Mai Marie Holm

“My lab works with electrophysiological studies of isolated brain tissue and thereby analysis of selected aspects of brain functionality, e.g. synaptic transmission and plasticity.”

Towards helping patients suffering from brain disorders

What are the molecular mechanisms underlying normal and diseased brain functions – and how can we control them? These are fundamental questions for associate professor Mai Marie Holm whose research is based on a long-lasting fascination of neuronal receptors and the hope of helping future patients suffering from brain disorders.

“Currently, the main experimental setups in my laboratory are optimized for electrophysiological studies of isolated brain tissue and thereby analysis of selected aspects of brain functionality, e.g. synaptic transmission and plasticity,” says Mai Marie Holm.

Together with her collaborators, she has documented impaired inhibitory functionality and plasticity in a model of depression. Interestingly, these impairments could be normalized by antidepressants. Furthermore, in an ALS model, the lab revealed inhibitory/excitatory imbalances in the brain, some even occurring at early stages of disease progression.

Another line of research involves a type of neuronal sorting receptor localized in critical areas of the brain, but where science still has far from complete understanding of its roles in neuronal communication. Recently, her lab has published evidence of crucial roles in synaptic transmission and plasticity, prompting further attempts to map the whole range of functions.

“As a complement approach, the lab employs selected pharmacological tools to regulate the neuronal mechanisms with the future aim to shape and maybe even normalize disease mechanisms in the human brain,” Mai Marie Holm explains.

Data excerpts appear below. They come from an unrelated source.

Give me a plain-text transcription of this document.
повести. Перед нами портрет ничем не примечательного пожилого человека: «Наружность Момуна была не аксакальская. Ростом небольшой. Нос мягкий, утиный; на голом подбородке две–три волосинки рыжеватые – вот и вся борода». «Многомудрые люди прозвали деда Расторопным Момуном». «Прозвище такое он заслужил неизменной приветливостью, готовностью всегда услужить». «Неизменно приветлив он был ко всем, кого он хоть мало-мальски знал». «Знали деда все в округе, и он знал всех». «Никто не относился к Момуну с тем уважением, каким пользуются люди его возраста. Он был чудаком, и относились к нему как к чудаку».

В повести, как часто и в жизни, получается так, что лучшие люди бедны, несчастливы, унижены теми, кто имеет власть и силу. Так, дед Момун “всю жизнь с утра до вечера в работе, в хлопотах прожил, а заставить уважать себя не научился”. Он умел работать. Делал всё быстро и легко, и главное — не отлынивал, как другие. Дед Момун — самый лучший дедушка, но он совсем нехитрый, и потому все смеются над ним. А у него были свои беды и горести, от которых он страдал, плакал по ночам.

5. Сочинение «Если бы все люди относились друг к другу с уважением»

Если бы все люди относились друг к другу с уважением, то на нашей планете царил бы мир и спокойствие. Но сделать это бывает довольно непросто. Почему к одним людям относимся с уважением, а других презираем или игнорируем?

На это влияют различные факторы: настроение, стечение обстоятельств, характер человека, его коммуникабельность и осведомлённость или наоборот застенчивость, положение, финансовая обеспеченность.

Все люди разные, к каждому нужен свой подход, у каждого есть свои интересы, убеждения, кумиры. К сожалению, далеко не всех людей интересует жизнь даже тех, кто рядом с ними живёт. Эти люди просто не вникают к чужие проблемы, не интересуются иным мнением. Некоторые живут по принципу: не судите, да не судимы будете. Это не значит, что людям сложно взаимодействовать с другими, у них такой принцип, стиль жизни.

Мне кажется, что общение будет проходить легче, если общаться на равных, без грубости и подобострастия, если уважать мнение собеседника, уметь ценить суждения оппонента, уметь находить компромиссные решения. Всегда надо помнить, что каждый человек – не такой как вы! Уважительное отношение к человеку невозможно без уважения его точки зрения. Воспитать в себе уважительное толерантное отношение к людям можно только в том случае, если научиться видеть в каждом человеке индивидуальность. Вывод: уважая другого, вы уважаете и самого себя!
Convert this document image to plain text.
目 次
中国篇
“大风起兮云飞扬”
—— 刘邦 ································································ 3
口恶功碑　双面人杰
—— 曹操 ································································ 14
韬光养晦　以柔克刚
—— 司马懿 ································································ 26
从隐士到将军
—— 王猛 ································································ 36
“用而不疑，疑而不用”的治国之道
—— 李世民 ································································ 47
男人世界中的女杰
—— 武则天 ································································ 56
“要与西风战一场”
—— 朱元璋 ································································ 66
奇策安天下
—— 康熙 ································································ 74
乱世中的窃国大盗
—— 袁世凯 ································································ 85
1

The huge interest in neuronal receptors came along with her PhD studies in molecular neurobiology and electrophysiology at the Department of Molecular Biology and Genetics, AU and at Emory University, Atlanta, USA. Holm’s graduate project identified critical sites in the receptors for activation and desensitization, as well as in the ligands interacting in the binding-site, thereby determining important aspects of receptor/ligand functionality.

“My lab works with electrophysiological studies of isolated brain tissue and thereby analysis of selected aspects of brain functionality, e.g. synaptic transmission and plasticity.”